Texas A&M University announced Monday evening it was canceling a "White Lives Matter" rally that had been planned for the College Station campus in September by former student Preston Wiginton, citing safety concerns.

James Alex Fields Jr., a young man who was said to idolize Adolf Hitler and Nazi Germany in high school, was charged with killing a woman by slamming a car into a group of counter-protesters at a white nationalist rally Sunday in Charlottesville, Virginia.

Fields, 20, who recently moved to Ohio from his home state of Kentucky, was held without bail on murder charges. He was photographed at the rally behind a shield bearing the emblem of the white nationalist Vanguard America, though the group denied he was a member.

Two state troopers also died Sunday when their helicopter crashed during an effort to contain the violence.
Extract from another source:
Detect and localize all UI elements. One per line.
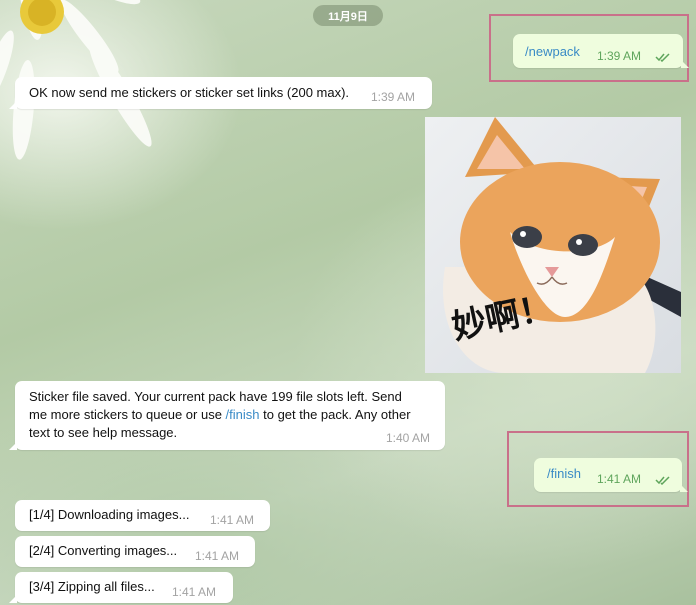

The U.S. Justice Department said it will review the violence, and Attorney General Jeff Sessions told ABC that the death of counter-protester Heather Heyer, 32, met the definition of domestic terrorism.

White nationalists said they were undaunted.

Heimbach, who said he was pepper-sprayed during the melee in Charlottesville, called the event Saturday "an absolute stunning victory" for the far right because of the large number of supporters who descended on the city to decry plans to remove a statue of Lee.

Hundreds of white nationalists, white supremacists, neo-Nazis, Ku Klux Klan members and others were involved, by some estimates, in what Heimbach, leader of the Traditionalist Workers Party, called the nation's biggest such event in a decade or more. Even more opponents turned out, and the two sides clashed violently.

A neo-Nazi website that helped promote the gathering said there will be more events soon.

"We are going to start doing this nonstop. Across the country," said the site, which Internet domain host GoDaddy said it was shutting down after it mocked the woman killed in Charlottesville.

The head of the National Socialist Movement, Jeff Schoep, said Charlottesville was a "really good" white nationalist event that was being overshadowed by the deaths. "Any time someone loses their life it's unfortunate," he said.

He blamed the violence on inadequate police protection and counter-demonstrators and said he doubts white nationalists will be deterred from attending more such demonstrations.

Preserving memorials to the Old South has become an animating force for the white nationalist movement, not because all members are Southern, Schoep said, but because adherents see the drive to remove such monuments as part of a larger, anti-white crusade.

"It's an assault on American freedoms. Today it's Confederate monuments. Tomorrow it may be the Constitution or the American flag," Schoep said.

In Dallas last week, a small group of protesters and counter-protesters clashed over Confederate monuments placed downtown.

Those protesting the monuments supported a petition by Dr. Michael Phillips, a Dallas historian, who is calling for the removal of Confederate monuments from public spaces in Dallas and for Dallas ISD schools named after Confederate icons to be changed.

NBC 5 asked every council member whether the monuments should come down. Only council members Phillip Kingston, Omar Narvaez, Mark Clayton, and Casey Thomas responded -- all saying the monuments should come down.

At the University of Florida, where Spencer has asked to speak, President W. Kent Fuchs called the events in Virginia "deplorable" but indicated school officials might be unable to block his appearance.

"While this speaker's views do not align with our values as an institution, we must follow the law, upholding the First Amendment not to discriminate based on content and provide access to a public space," Fuchs said in a message on the university's Facebook page.

Auburn University spent almost $30,000 in legal fees in an unsuccessful attempt to prevent Spencer from speaking on its campus in Alabama in April.

In December 2016, Spencer spoke in College Station after a former Texas A&M student invited him to speak. Spencer drew a crowd of hundreds -- both supporters and protesters.